Robot Learning from Interactions with Physics-realistic Environment: Constructing Big Task Platform for Training AI Agents
1. Robot learning object manipulation skills from human demonstrations. Instead of directly learning from a robot-object manipulation dataset that is hard to generalize, we alternatively seek an approach to create a human-object manipulation dataset and let the robot learn from the demonstration. We claim that the key attribute of building such dataset embodies the realistic hand-object interaction that involves a setup that can faithfully capture the fine-grained raw motion signals. This leads us to develop a tactile glove system and collect informative spatial-temporal sensory data during hand manipulations. An event parsing pipeline is proposed upon the hand interactions that are transferable to the robot's end and learn the manipulation skill.
2. A virtual testbed to construct rich interactive tasks. The major limitation of collecting real-world interaction data can be summarized as three folds: i) a specific setup is needed to trace one form of interaction, ii) amount of efforts need to spend on data cleaning and labeling, and iii) a single dataset is not capable to capture different modalities of interactions at the same time. To overcome those issues, we propose and develop a virtual testbed, VRGym platform, for realistic human-robot interactive tasks (Big Tasks). In VRGym, the pipelines we developed are able to synthesize diverse photo-realistic 3D scenes that incorporate various forms of interactions through physics-based simulation. Given available rich interactions, we expect to grow a general-purpose agent from the interactive tasks and advance the research areas of robotics, machine learning as well as cognitive science.

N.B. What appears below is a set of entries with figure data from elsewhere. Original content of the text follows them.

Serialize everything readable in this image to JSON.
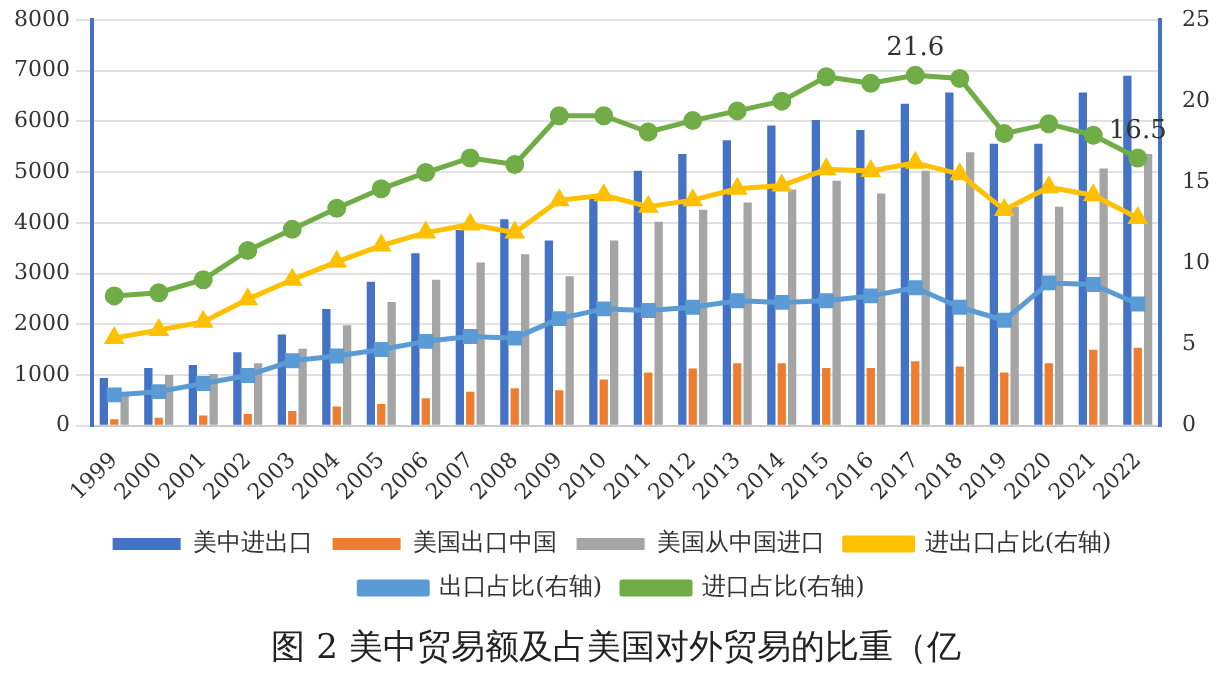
{
  "chart_data": {
    "type": "bar",
    "title": "图 2 美中贸易额及占美国对外贸易的比重（亿",
    "categories": [
      "1999",
      "2000",
      "2001",
      "2002",
      "2003",
      "2004",
      "2005",
      "2006",
      "2007",
      "2008",
      "2009",
      "2010",
      "2011",
      "2012",
      "2013",
      "2014",
      "2015",
      "2016",
      "2017",
      "2018",
      "2019",
      "2020",
      "2021",
      "2022"
    ],
    "series": [
      {
        "name": "美中进出口",
        "color": "#4472c4",
        "values": [
          940,
          1140,
          1200,
          1450,
          1800,
          2300,
          2840,
          3400,
          3860,
          4070,
          3650,
          4480,
          5030,
          5360,
          5630,
          5920,
          6030,
          5830,
          6350,
          6570,
          5560,
          5560,
          6570,
          6900
        ]
      },
      {
        "name": "美国出口中国",
        "color": "#ed7d31",
        "values": [
          130,
          160,
          200,
          230,
          290,
          380,
          430,
          540,
          670,
          740,
          700,
          910,
          1050,
          1130,
          1230,
          1230,
          1140,
          1140,
          1270,
          1170,
          1050,
          1230,
          1500,
          1540
        ]
      },
      {
        "name": "美国从中国进口",
        "color": "#a5a5a5",
        "values": [
          670,
          1000,
          1020,
          1230,
          1520,
          1980,
          2440,
          2880,
          3220,
          3380,
          2950,
          3650,
          4020,
          4260,
          4400,
          4660,
          4830,
          4580,
          5030,
          5390,
          4320,
          4320,
          5070,
          5360
        ]
      },
      {
        "name": "进出口占比(右轴)",
        "type": "line",
        "axis": "y2",
        "marker": "triangle",
        "color": "#ffc000",
        "values": [
          5.4,
          5.9,
          6.4,
          7.8,
          9.0,
          10.1,
          11.1,
          11.9,
          12.4,
          11.9,
          13.9,
          14.2,
          13.5,
          13.9,
          14.6,
          14.8,
          15.8,
          15.7,
          16.2,
          15.5,
          13.3,
          14.7,
          14.2,
          12.8
        ]
      },
      {
        "name": "出口占比(右轴)",
        "type": "line",
        "axis": "y2",
        "marker": "square",
        "color": "#5b9bd5",
        "values": [
          1.9,
          2.1,
          2.6,
          3.1,
          4.0,
          4.3,
          4.7,
          5.2,
          5.5,
          5.4,
          6.6,
          7.2,
          7.1,
          7.3,
          7.7,
          7.6,
          7.7,
          8.0,
          8.5,
          7.3,
          6.5,
          8.8,
          8.7,
          7.5
        ]
      },
      {
        "name": "进口占比(右轴)",
        "type": "line",
        "axis": "y2",
        "marker": "circle",
        "color": "#70ad47",
        "values": [
          8.0,
          8.2,
          9.0,
          10.8,
          12.1,
          13.4,
          14.6,
          15.6,
          16.5,
          16.1,
          19.1,
          19.1,
          18.1,
          18.8,
          19.4,
          20.0,
          21.5,
          21.1,
          21.6,
          21.4,
          18.0,
          18.6,
          17.9,
          16.5
        ],
        "value_labels": [
          null,
          null,
          null,
          null,
          null,
          null,
          null,
          null,
          null,
          null,
          null,
          null,
          null,
          null,
          null,
          null,
          null,
          null,
          "21.6",
          null,
          null,
          null,
          null,
          "16.5"
        ]
      }
    ],
    "ylim": [
      0,
      8000
    ],
    "yticks": [
      0,
      1000,
      2000,
      3000,
      4000,
      5000,
      6000,
      7000,
      8000
    ],
    "y2lim": [
      0,
      25
    ],
    "y2ticks": [
      0,
      5,
      10,
      15,
      20,
      25
    ],
    "grid": "y",
    "legend": "bottom"
  }
}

3. Robot learning from imperfect demonstrations — small data. In the area of learning from demonstration, interacting with objects, one essential element is the creation of expert demonstrations. However, non-trivial efforts are needed when collecting those demonstrations and a large portion of them contains failure cases. We develop the demonstration setup for learning objects grasping skills upon VRGym platform with VR human interfaces. Human performers interact with the virtual scene by teleoperating the virtual robot arm. At the same time, the demonstration is evaluated through physics simulation such that even a perfect task plan may fail during the execution. Given the sparsity of demonstrations, we think the failed ones are valuable in addition to the perfect demonstration. This enlightens us to exploit the implicit characteristics of small data in the presence of imperfect demonstrations.
4. A game platform for large-scale social interactions. Social interactions are another important branch that goes beyond physical only interactions. To develop a general-purpose agent, it has to properly infer other agents motion or intentions and applies socially acceptable behaviors when interacting in the scene. Inspired by those facts, we leverage a popular computer game platform, Grand Theft Auto (GTA), to automatically construct fruitful realistic social interactions in the simulated urban scenarios. The city transportation system, including vehicles and pedestrians, can be fully controlled by the developed modding scripts. The GTA platform is a supplement to VRGym that extends robot learning from interactions to a larger scale. We utilize it to synthesize multi-vehicle driving scenarios and study the problem of trajectories prediction as to the basis of intentions inference. We highlight the safety aspect by predicting collision-free trajectories that accord with the social norm for vehicle driving.